Spam sorting (was Re: Install assistance needed in Berkeley area)
Sean 'Shaleh' Perry
shaleh@speakeasy.net
Fri, 2 Jan 2004 16:33:55 -0800
On Friday 02 January 2004 12:07, Tim Freeman wrote:
> From: Nick Moffitt <nick@zork.net>
>
> > You ought to consider using something else, like a bayesian
> >filter. I get 25 megabytes of spam a day, and I only ever have to
> >read one or two a month.
>
> I use bogofilter and I would not get results that good with just
> bogofilter. I'd like to figure out what we're doing different. Here
> are some alternatives I can see:
>
> 1. Is there a bayesian filter noticeably better than bogofilter? I
> ran some head-to-head tests a while ago before selecting
> bogofilter. I hear spambayes (sp?) is good, but I don't see a
> Debian package for it.
I use spambayes, it is a good filter. However, it has some serious drawbacks:
1) it is single user. This is the biggest reason there is no package for it I
bet.
2) the training gets slow very quickly. Not sure what the culprit is here, I
doubt being written in Python has anything to do with it. Probably has to do
with how they store the information.
> 2. Do you let it automatically train on the spams and non-spams as it
> sorts them, or do you only do manual training? I only do manual
> training because I don't want bogofilter to develop
> self-reinforcing bad habits of dumping my good emails in the spam pile.

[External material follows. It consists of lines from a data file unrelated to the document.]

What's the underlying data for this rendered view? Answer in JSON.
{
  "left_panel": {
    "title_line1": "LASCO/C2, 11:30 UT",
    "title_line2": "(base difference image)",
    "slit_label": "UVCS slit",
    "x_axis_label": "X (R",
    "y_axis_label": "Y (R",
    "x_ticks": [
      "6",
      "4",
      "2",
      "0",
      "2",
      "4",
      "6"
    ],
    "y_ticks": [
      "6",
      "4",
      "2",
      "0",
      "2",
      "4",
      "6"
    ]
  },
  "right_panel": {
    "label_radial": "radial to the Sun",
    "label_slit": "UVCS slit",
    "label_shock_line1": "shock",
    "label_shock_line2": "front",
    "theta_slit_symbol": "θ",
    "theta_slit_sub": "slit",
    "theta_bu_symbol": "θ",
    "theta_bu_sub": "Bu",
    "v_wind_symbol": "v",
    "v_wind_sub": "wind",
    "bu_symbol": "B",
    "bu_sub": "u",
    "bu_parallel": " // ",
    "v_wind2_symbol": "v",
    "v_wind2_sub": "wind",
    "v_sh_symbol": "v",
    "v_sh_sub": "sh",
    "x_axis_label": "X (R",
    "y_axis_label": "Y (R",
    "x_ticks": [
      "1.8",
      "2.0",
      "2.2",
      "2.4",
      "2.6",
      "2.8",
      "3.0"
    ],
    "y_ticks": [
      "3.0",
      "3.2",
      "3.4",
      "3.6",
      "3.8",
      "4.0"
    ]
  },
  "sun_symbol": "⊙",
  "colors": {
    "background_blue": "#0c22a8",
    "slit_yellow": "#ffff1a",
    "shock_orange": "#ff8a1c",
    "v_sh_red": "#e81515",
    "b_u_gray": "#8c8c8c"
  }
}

I trained it with my ham and spam. Then I train it now and then on anything
that fails. spambayes also supports an 'unsure' bin. I never pull ham out
of the spam bin but there are occasional items that end up in unsure. Mostly
newsletters and the like. In particular I can not convince it that the EFF's
newsletter is ham.
> 3. Do you include all the emails you can in the training set? My
> training set has equal numbers of spams and good emails, and if
> there aren't enough spams I train it with fewer good emails.
The spambayes people recommend twice as many ham as you have spam.